いつかあなたに還るまで



「今までそうすることに何の躊躇いもなかったし、立ち止まって考えることすらなかった。本気で、心の底から自分のすべきことはあいつらに復讐してやることだって信じて疑わなかった」


ぐ…と志保の手を包む隼人の手に力がこもる。


「…でも、そう決意した日から毎日母親が夢に出てきては泣くんだ。ごめんなさいごめんなさいって。死んでからもずっと悲しそうに謝り続けてる。俺はその意味をまだ復讐が果たせてないからだとずっと思ってた。だから今まで以上に必死に這い上がらなければって。……でも…」

ゆっくりと上げられた瞳は悲しみに揺れていた。


「志保に……君に出会ってから何かがおかしいんだ」


「…隼人さん?」

何かを畏れるように、さらに強い力で手を包み込まれる。
まるで離れていかないでくれと言っているかのように。


「これまで何の疑問も抱かなかったことの一つ一つに、本当にこれでいいのかと自問自答する自分がいる。当然だ、それでいいに決まってると言う自分と、お前は間違ってると反論する自分。

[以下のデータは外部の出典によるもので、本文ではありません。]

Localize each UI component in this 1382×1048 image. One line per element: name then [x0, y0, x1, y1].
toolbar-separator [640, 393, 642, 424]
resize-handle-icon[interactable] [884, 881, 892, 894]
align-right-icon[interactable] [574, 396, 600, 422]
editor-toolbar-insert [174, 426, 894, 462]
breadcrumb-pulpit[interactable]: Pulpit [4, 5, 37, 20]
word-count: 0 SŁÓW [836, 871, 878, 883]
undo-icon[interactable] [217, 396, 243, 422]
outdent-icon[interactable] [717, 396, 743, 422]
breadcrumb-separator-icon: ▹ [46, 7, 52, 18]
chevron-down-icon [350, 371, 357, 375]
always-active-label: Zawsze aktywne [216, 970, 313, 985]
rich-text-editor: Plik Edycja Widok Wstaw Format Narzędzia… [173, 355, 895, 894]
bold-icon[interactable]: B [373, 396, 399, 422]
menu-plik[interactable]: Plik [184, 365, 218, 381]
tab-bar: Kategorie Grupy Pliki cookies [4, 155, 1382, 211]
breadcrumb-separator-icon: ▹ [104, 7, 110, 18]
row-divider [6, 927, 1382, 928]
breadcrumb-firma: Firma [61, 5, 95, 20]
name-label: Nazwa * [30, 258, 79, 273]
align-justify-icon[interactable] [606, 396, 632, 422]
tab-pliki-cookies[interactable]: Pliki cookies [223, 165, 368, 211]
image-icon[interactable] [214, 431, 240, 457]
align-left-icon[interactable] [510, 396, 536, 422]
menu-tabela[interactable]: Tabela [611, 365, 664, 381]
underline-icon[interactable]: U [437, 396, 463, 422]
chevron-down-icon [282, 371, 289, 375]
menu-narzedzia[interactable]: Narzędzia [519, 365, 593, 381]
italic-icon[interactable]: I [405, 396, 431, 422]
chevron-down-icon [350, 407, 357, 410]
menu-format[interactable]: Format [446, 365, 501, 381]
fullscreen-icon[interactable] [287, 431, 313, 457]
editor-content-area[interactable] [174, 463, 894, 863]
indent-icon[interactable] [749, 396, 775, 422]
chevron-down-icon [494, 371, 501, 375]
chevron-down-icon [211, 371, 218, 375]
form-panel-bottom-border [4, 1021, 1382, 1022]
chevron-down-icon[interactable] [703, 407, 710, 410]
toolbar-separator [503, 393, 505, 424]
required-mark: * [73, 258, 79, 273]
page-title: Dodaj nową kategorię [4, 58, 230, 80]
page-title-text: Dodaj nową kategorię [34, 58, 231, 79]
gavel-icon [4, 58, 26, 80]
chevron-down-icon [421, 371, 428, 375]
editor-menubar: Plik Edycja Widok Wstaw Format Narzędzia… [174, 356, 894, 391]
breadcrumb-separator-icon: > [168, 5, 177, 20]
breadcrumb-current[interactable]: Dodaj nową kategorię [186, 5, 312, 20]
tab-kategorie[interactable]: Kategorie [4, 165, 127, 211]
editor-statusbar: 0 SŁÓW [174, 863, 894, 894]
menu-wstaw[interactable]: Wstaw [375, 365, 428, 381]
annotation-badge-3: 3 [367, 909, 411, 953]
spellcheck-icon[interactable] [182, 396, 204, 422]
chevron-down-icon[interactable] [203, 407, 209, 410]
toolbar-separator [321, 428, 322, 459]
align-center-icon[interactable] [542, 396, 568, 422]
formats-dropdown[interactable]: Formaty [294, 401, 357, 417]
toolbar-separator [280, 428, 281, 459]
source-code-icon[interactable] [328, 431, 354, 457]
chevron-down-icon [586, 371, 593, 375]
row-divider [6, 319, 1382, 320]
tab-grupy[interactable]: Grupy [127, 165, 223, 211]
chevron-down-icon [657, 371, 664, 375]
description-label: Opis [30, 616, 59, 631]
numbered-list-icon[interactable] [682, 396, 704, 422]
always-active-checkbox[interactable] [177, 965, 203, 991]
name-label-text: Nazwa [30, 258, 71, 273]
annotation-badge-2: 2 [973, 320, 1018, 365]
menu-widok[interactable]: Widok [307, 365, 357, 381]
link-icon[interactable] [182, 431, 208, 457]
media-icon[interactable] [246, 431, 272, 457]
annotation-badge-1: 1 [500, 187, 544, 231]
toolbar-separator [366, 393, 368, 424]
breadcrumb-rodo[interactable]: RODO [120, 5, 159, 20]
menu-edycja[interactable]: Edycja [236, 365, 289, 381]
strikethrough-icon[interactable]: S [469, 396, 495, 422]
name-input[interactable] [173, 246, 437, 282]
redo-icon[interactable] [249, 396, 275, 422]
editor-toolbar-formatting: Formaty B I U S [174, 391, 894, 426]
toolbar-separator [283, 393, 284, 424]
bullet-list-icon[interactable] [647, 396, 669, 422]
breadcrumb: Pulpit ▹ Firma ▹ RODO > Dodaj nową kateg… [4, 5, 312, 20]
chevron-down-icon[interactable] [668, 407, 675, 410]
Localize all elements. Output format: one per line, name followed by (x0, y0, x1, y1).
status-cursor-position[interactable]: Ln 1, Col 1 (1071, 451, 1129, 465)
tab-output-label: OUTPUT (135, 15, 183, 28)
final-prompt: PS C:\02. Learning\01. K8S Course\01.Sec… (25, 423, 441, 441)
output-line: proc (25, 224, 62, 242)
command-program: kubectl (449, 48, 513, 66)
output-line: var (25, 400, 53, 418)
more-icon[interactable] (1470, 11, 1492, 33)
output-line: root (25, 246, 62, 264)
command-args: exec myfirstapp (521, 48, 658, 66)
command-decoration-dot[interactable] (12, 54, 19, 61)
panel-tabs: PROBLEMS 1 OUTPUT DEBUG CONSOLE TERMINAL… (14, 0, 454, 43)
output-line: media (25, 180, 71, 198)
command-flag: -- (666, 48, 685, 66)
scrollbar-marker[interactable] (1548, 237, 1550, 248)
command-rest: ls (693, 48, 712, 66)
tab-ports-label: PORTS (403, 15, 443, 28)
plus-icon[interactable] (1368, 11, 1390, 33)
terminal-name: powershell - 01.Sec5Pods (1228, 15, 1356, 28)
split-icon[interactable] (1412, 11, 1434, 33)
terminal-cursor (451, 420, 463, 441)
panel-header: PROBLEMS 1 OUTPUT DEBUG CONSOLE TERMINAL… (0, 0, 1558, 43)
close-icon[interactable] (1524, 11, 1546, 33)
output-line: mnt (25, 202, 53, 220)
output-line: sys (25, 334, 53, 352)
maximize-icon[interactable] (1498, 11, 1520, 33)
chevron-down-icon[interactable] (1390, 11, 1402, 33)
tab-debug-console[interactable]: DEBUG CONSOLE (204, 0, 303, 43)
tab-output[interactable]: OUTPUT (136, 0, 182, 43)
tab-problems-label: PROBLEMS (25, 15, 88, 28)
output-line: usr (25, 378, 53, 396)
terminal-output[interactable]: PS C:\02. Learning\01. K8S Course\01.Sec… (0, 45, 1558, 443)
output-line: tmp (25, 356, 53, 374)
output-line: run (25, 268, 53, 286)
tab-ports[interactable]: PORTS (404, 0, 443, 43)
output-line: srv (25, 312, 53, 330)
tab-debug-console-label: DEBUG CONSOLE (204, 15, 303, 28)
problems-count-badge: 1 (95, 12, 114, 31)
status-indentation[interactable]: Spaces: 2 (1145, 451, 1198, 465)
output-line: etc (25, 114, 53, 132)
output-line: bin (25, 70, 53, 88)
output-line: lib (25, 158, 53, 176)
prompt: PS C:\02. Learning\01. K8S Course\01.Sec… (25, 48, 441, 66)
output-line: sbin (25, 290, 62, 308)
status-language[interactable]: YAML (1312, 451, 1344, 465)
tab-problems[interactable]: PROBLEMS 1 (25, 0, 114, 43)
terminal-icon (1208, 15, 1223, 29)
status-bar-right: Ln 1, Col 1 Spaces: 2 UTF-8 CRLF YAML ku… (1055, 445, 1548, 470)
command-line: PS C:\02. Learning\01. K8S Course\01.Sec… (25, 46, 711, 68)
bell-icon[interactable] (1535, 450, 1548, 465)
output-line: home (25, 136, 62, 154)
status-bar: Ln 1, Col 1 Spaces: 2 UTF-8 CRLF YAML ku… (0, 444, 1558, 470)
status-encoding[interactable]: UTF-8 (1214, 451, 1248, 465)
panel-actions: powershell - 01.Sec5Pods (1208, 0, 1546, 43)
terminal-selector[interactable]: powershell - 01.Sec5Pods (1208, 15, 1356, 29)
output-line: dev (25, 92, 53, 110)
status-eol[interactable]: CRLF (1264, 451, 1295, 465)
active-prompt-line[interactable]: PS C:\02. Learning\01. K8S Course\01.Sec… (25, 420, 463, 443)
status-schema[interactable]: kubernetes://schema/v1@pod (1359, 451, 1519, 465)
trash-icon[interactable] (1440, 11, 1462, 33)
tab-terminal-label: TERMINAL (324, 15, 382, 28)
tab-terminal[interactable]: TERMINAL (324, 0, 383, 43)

今までじゃありえなかった感情が俺の中でぐるぐると渦を巻いてるんだ。…自分でも、何が正解かわからなくなる時があるほどに」

「隼人さん…」



かつて彼がこれほどまでに素顔をさらけ出してくれたことがあっただろうか。

…そんなことは考えるまでもない。

こんなに苦悶に満ちた表情に胸が痛くなる一方で、その姿を心の底から愛おしいと思う。
そして守ってあげたいという感情で満たされていく。


こんな自分でも、彼の心に寄り添うことができるのならば。